2. Press through a fine mesh strainer and extract cream.
3. Melt chocolate in a double boiler with 3 tablespoons of cream.
4. Whip 1 cup of pistachio infused cream until soft peaks form.
5. Gently fold a small amount of the whipped cream into the chocolate and then fold all of the chocolate into the remaining whipped cream.
6. If it is too thin (or if not using immediately), refrigerate.

Lemon Glaze (make just before assembling)

2 Tablespoons lemon juice
2/3 cup powdered sugar

1. Combine until well-blended.


Assembling the Opéra Cake

(Note: The finished cake should be served slightly chilled. It can be kept in the refrigerator for up to 1 day).

Line a baking sheet with parchment or wax paper.

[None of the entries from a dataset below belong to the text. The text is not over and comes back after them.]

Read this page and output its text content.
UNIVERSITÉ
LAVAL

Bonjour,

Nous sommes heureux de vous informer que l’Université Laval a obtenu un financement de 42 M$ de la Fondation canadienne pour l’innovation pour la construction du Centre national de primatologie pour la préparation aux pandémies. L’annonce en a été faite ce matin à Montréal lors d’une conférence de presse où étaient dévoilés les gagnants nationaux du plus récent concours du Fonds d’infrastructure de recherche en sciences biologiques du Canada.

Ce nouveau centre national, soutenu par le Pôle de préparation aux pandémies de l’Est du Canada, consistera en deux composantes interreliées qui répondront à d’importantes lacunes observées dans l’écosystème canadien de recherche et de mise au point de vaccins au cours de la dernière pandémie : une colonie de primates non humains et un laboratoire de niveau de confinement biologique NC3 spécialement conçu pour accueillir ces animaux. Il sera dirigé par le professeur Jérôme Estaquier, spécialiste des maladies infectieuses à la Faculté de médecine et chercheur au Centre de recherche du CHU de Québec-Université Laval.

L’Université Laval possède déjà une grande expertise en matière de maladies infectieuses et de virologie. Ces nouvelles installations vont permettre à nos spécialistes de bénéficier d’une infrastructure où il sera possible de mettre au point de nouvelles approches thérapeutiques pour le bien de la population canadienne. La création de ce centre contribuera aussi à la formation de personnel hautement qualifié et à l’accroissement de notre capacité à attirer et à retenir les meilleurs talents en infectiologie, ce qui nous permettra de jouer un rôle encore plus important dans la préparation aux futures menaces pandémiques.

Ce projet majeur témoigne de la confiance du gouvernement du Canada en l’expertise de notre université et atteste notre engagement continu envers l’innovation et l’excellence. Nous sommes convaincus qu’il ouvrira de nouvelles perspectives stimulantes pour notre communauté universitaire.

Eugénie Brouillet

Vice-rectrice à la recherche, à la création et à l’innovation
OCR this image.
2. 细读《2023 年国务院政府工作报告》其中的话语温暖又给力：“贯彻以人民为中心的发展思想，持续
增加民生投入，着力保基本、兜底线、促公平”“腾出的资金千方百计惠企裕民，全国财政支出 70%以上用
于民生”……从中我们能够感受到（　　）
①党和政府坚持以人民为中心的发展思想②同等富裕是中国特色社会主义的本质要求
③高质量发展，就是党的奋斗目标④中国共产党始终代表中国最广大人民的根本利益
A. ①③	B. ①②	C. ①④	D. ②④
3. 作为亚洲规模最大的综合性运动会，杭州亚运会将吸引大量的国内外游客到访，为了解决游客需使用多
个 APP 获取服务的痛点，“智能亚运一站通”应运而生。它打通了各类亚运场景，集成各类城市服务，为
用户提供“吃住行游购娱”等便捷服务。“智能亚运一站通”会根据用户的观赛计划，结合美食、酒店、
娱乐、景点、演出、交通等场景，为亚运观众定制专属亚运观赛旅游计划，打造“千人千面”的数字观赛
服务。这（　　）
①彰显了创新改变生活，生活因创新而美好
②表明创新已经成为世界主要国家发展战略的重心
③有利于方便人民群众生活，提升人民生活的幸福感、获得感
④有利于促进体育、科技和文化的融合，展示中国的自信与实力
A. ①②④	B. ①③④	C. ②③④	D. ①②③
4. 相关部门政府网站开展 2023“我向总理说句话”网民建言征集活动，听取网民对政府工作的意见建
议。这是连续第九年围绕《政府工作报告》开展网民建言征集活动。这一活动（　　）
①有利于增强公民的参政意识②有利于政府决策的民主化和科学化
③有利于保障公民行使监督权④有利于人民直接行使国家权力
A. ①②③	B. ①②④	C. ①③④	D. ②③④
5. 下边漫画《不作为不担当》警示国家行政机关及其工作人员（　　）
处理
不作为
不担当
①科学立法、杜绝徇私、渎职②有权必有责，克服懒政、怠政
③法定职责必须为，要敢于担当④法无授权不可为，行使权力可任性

Working with one sheet of cake at a time, cut and trim each sheet so that you have two pieces (from each cake so you’ll have four pieces in total): one 10-inch (25-cm) square and one 10 x 5-inch (25 x 12½-cm) rectangle.

Place one square of cake on the baking sheet and moisten it gently with the flavoured syrup.

Spread about three-quarters of the buttercream over this layer.

Top with the two rectangular pieces of cake, placing them side by side to form a square. Moisten these pieces with the flavoured syrup.

Spread the remaining buttercream on the cake and then top with the third square of joconde. Use the remaining syrup to wet the joconde and then refrigerate until very firm (at least half an hour).

Prepare the ganache/mousse (if you haven’t already) and then spread it on the top of the last layer of the joconde. Refrigerate for at least two to three hours to give the ganache/mousse the opportunity to firm up.

Make the glaze and spread it over the top of the chilled cake. Refrigerate the cake again to set the glaze.

Serve the cake slightly chilled. This recipe will yield approximately 20 servings.